En 2001, une fois mon premier roman terminé, mon agent me dit «écris sur Bhopal». Je réponds «je ne veux pas». Il réplique «tu le dois»! Bhopal est au centre de ma vie depuis 1994: j’organise des campagnes de soutien, publie une newsletter et suis en contact quotidien avec la clinique que j’y ai créée (1). Le sujet était trop proche, trop personnel, pour que je lui consacre un roman. Mais je le connais bien… J’ai décidé de raconter l’histoire de cinq personnages, cinq appartenances, au sein d'une ville imaginaire nomme Khauf («khauf» signifie «terreur» en hindi).
Le narrateur n’est pas toi, mais Animal, un jeune Indien des rues, cynique et mordant, que la contamination chimique a privé de ses jambes.

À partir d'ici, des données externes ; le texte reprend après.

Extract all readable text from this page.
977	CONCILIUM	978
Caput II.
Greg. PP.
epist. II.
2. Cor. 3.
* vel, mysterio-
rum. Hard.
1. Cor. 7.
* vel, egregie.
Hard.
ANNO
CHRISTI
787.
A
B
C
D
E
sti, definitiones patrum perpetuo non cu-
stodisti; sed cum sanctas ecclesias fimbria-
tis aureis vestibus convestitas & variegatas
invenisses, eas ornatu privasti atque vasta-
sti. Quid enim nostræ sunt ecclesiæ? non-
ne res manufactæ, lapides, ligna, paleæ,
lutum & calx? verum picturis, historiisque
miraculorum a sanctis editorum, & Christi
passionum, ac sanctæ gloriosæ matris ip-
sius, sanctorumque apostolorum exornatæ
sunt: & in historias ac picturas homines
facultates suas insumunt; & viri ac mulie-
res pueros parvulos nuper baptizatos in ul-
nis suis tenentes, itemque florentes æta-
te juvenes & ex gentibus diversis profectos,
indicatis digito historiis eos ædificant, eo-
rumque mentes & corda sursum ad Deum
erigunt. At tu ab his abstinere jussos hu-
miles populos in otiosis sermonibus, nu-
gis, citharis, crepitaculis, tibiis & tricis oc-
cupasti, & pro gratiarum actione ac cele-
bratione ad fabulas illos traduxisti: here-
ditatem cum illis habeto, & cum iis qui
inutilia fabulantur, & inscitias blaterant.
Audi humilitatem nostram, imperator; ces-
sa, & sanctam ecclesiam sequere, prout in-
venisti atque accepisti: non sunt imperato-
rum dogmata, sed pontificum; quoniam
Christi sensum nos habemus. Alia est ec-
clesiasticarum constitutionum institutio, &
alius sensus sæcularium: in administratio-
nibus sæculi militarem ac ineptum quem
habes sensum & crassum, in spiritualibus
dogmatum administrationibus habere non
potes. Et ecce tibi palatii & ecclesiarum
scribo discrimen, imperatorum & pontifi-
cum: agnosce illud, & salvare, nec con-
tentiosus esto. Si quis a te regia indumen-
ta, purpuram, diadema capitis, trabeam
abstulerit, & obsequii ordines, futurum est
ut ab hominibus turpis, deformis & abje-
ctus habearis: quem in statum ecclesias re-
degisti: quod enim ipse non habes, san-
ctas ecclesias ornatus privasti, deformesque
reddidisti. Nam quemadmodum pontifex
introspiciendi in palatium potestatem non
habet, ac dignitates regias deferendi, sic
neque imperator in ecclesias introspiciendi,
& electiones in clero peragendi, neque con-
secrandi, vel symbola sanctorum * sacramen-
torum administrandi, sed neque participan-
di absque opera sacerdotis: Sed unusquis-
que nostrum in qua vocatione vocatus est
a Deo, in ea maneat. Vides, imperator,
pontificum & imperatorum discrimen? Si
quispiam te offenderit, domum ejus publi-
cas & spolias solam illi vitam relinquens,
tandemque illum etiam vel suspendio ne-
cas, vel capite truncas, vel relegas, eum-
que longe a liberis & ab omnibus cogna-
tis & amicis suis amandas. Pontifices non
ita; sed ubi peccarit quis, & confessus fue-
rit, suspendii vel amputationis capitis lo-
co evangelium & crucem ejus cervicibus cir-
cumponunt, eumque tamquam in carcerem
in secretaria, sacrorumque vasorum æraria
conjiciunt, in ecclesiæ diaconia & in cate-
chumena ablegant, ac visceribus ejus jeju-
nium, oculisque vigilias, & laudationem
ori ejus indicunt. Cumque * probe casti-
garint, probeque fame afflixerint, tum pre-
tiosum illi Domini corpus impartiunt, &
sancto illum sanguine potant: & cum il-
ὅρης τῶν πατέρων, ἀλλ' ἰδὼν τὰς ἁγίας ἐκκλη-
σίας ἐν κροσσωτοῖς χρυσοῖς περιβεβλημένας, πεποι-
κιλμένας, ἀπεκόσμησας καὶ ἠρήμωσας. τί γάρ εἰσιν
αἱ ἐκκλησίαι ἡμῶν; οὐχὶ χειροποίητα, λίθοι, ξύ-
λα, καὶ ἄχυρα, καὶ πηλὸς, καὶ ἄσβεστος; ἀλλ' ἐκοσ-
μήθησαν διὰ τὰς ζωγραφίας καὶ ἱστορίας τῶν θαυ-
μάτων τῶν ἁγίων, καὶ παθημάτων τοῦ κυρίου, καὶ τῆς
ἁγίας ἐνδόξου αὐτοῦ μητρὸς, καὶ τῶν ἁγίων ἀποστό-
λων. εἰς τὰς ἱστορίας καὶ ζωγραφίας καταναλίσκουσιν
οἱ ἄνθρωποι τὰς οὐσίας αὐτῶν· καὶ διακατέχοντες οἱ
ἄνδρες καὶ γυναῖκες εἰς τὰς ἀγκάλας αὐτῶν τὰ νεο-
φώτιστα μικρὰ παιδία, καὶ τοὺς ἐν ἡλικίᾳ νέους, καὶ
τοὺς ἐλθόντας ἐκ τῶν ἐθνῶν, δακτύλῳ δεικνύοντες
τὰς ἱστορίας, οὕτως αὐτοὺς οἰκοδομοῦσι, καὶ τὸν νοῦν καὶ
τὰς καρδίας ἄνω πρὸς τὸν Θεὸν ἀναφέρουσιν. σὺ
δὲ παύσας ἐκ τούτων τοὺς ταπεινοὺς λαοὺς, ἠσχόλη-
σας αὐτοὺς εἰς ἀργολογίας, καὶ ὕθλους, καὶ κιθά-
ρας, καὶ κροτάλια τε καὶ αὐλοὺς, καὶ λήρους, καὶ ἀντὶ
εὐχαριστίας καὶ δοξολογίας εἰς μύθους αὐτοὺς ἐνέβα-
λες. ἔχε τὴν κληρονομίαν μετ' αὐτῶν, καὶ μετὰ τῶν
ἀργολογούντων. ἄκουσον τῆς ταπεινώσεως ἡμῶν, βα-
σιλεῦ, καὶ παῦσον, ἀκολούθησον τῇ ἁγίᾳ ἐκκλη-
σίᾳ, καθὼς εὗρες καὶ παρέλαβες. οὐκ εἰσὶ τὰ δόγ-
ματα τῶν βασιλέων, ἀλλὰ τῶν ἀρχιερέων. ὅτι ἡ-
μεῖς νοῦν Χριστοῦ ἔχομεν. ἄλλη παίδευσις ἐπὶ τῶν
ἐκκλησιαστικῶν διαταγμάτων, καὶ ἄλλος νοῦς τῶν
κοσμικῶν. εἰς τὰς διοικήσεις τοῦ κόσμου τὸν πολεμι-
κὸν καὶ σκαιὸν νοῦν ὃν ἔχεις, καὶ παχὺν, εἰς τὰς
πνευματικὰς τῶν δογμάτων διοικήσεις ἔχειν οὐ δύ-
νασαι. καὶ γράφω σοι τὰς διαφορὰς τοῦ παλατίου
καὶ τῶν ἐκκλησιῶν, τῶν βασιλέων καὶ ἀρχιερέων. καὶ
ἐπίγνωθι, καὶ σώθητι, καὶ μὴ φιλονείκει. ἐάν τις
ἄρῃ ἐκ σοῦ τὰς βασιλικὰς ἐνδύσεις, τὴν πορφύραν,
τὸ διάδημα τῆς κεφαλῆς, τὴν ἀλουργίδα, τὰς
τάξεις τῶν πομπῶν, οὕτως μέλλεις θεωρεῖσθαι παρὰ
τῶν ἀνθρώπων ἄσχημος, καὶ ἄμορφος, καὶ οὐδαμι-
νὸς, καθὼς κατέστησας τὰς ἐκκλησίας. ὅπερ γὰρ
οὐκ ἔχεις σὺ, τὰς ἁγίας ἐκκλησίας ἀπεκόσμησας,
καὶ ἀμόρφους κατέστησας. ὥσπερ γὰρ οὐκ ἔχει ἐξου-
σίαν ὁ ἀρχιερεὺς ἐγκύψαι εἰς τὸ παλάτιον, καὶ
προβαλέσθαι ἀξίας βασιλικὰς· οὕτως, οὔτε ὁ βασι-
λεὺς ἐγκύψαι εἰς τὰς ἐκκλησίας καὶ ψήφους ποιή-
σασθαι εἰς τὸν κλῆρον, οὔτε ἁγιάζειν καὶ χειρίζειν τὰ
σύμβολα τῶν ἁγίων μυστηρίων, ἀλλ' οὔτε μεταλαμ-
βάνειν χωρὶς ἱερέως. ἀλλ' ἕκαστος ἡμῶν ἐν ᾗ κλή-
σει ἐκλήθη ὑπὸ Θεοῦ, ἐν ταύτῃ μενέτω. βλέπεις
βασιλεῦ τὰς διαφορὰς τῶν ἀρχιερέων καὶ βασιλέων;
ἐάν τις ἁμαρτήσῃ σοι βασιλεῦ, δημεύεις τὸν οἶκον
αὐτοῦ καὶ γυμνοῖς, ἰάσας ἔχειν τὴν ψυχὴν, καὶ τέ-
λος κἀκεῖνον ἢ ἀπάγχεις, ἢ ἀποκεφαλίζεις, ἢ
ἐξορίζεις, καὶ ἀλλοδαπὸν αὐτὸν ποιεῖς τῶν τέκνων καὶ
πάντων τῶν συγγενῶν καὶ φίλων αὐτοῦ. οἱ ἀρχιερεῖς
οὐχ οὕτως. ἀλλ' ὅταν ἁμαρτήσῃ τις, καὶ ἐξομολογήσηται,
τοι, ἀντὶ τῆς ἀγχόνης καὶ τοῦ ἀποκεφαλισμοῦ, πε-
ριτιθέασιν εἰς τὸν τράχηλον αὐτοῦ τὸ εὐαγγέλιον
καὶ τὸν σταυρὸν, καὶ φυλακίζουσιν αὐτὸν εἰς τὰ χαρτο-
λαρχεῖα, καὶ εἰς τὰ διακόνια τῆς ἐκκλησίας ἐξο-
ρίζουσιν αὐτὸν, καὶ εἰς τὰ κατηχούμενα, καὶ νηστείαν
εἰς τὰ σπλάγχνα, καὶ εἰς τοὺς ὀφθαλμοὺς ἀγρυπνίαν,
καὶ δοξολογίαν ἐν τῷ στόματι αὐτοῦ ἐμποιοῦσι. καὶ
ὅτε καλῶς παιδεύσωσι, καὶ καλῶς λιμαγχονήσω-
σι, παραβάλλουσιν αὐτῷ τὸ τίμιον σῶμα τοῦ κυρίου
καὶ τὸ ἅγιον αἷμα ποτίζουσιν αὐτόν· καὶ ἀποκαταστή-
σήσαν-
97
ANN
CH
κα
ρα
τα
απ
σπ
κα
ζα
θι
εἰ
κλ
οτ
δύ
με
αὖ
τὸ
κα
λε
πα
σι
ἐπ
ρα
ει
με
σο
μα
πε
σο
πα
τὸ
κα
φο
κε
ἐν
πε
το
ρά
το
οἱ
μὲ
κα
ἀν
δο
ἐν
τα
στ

Trottait-il dans ta tête dès le début?
Au départ, je tenais quatre personnages (Zafar l’activiste, Nisha l’étudiante, Somraj le musicien, Elli la doctoresse américaine) mais n’arrivais pas à leur donner vie. Jusqu’à ce qu’un ami de Bhopal me dise «c’est parce qu’ils sont trop classe moyenne. Il faut que tu ailles à la base, chez les pauvres». Je réponds que je ne peux pas, que je ne sais pas ce que c’est de vivre dans la rue, d’avoir faim, de chier sur les voies ferrées… Mais il a raison, c’est là qu’il faut que j’aille. Alors je lis, je me documente, sans arriver à me départir du sentiment d’illégitimité. Un jour, je tombe sur la photo d’un mec qui se déplace avec les mains parce que ses jambes sont trop faibles pour le soutenir. C’est le déclic: le héros de mon livre, Animal, sera un jeune des bidonvilles, marchant à quatre pattes. Aussitôt, j’entends distinctement sa voix dans ma tête: «Qui es-tu, comment oses-tu prétendre écrire ce livre, toi qui ne connais rien à nos vies? C’est moi qui dois le faire!» Sur le moment, j’ai même rédigé une lettre à mon éditeur signée Animal pour l’informer que ce serait lui l’auteur du roman, mais je ne l’ai pas envoyée: moi ça me faisait rire, mais eux n’aurait pas apprécié les complications administratives engendrées!
«Cette nuit-là» et l’usine semblent des personnages à part entière. Leur relation aux protagonistes est vivante, charnelle, viscérale…
Très bien vu. Les gens de Bhopal entraînent un lien complexe avec «cette nuit-là» et l’usine. Elles sont comme un ogre qui continue de terrifier petits et grands. A Naples, la menace d’une nouvelle éruption du Vésuve plane sur les habitants. A Bhopal, c’est pareil; la ville est hantée par un fantôme. Quand Animal, dans le livre, monte à la tour de l’usine, il entend tout un tas de bruits. C’est vivant, ça fait partie d’eux.
Au fond, c’est un roman sur le regard: celui que porte les pays riches sur les pauvres, celui qu’on porte sur les autres et sur soi-même… Tu as même fait du lecteur un personnage, nommé Zoeil.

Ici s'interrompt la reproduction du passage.